V. Due Process Rights

Students charged with violations of academic honesty have the right of appeal and are assured of due process through the Academic Honesty Appeal process.

Academic Honesty Appeal Process

I. Due Process Rights: Students charged with violations of academic honesty have the right of appeal and are assured of due process through the Academic Honesty Appeal process.

  • If an instructor has recommended course or program dismissal, the student may continue in coursework (provi ding there are no threatening or security behavioral issues) until appeal processes are concluded.
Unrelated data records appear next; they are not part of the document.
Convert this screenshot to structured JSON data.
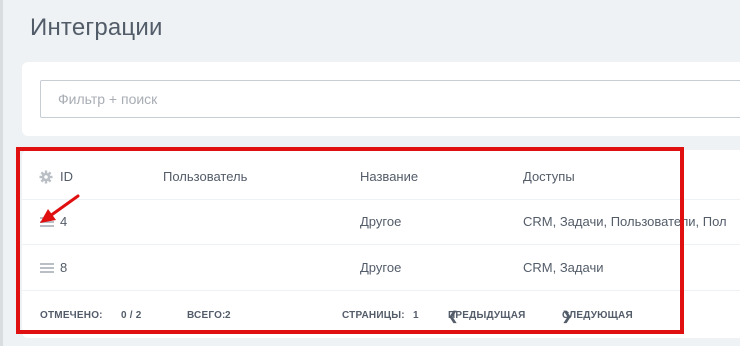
{
  "page": {
    "title": "Интеграции"
  },
  "filter": {
    "placeholder": "Фильтр + поиск"
  },
  "grid": {
    "columns": {
      "id": "ID",
      "user": "Пользователь",
      "name": "Название",
      "access": "Доступы"
    },
    "rows": [
      {
        "id": "4",
        "user": "",
        "name": "Другое",
        "access": "CRM, Задачи, Пользователи, Пол"
      },
      {
        "id": "8",
        "user": "",
        "name": "Другое",
        "access": "CRM, Задачи"
      }
    ]
  },
  "footer": {
    "checked_label": "ОТМЕЧЕНО:",
    "checked_value": "0 / 2",
    "total_label": "ВСЕГО:",
    "total_value": "2",
    "pages_label": "СТРАНИЦЫ:",
    "pages_value": "1",
    "prev_label": "ПРЕДЫДУЩАЯ",
    "next_label": "СЛЕДУЮЩАЯ"
  },
  "annotation": {
    "highlight_color": "#e01010",
    "icons": [
      "gear-icon",
      "drag-handle-icon",
      "chevron-left-icon",
      "chevron-right-icon"
    ]
  }
}
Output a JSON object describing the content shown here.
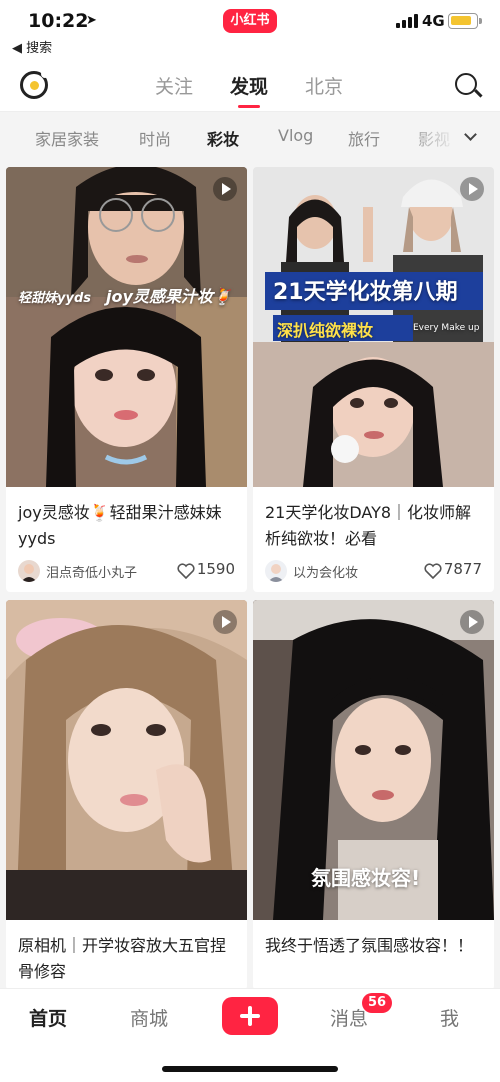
{
  "status_bar": {
    "time": "10:22",
    "back_label": "◀ 搜索",
    "app_badge": "小红书",
    "network": "4G",
    "battery_level": 0.7,
    "battery_color": "#f4c430"
  },
  "top_nav": {
    "tabs": [
      {
        "label": "关注",
        "active": false
      },
      {
        "label": "发现",
        "active": true
      },
      {
        "label": "北京",
        "active": false
      }
    ],
    "accent_color": "#ff2442"
  },
  "categories": {
    "items": [
      "家居家装",
      "时尚",
      "彩妆",
      "Vlog",
      "旅行",
      "影视"
    ],
    "selected": "彩妆"
  },
  "feed": [
    {
      "title": "joy灵感妆🍹轻甜果汁感妹妹yyds",
      "overlay_text_1": "轻甜妹yyds",
      "overlay_text_2": "joy灵感果汁妆🍹",
      "author": "泪点奇低小丸子",
      "likes": "1590",
      "is_video": true
    },
    {
      "title": "21天学化妆DAY8｜化妆师解析纯欲妆！必看",
      "overlay_text_1": "21天学化妆第八期",
      "overlay_text_2": "深扒纯欲裸妆",
      "overlay_text_3": "Every Make up",
      "author": "以为会化妆",
      "likes": "7877",
      "is_video": true
    },
    {
      "title": "原相机｜开学妆容放大五官捏骨修容",
      "is_video": true
    },
    {
      "title": "我终于悟透了氛围感妆容！！",
      "overlay_text_1": "氛围感妆容!",
      "is_video": true
    }
  ],
  "tab_bar": {
    "items": [
      {
        "label": "首页",
        "active": true
      },
      {
        "label": "商城",
        "active": false
      },
      {
        "label": "消息",
        "active": false
      },
      {
        "label": "我",
        "active": false
      }
    ],
    "messages_badge": "56"
  }
}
However, if an issue has been documented at a partnership location (e.g., clinical sites, secondary institutions, correctional or military facilities), then the student is no longer eligible to continue participation in internships, apprenticeships, and/or clinical-based practice. For clinical sites, this sanction is immediate.

II. Process

If the student disagrees with the charge of a violation of academic honesty, the student has the right to due process as described in the Academic Honesty Appeal process below:

  • If the matter is not resolved upon communicating with the instructor about the violation, the student shall, within five business days of the issuance of the written notice of violation, submit a completed Academic Honesty Appeal Form and supporting documentation to the appropriate department chairperson to initiate an Academic Honesty Appeal.
  • Within two business days of receiving the student's completed Academic Honesty Appeal Form, the Department Chair and VPAA will review and the VPAA will render a decision.
  • Within two business days, a response will be sent to the student's HutchCC email address. The VPAA's decision is final.

INCOMPLETE GRADE:

Instructors may give a student a grade of Incomplete (I) under the following conditions:

  1. The student must initiate the request prior to the time final course grades are submitted to Records.
  2. The request must be made because of an emergency, illness or otherwise unavoidable life-event.
  3. The instructor must agree to the request before a grade of Incomplete can be submitted.
  4. A written contract between the instructor and student, signed by both, will document the work required and date needed to complete course work.
  5. If a student does not complete the course requirements within the time frame established by the instructor, a grade of "F" will be recorded on the student's transcript at the end of the next semester.

HLC ACCREDITATION:

Hutchinson Community College is accredited by the Higher Learning Commission (HLC). The Higher Learning Commission is one of six regional institutional accreditors recognized by the US Department of Education and the Council on Higher Education Accreditation (CHEA).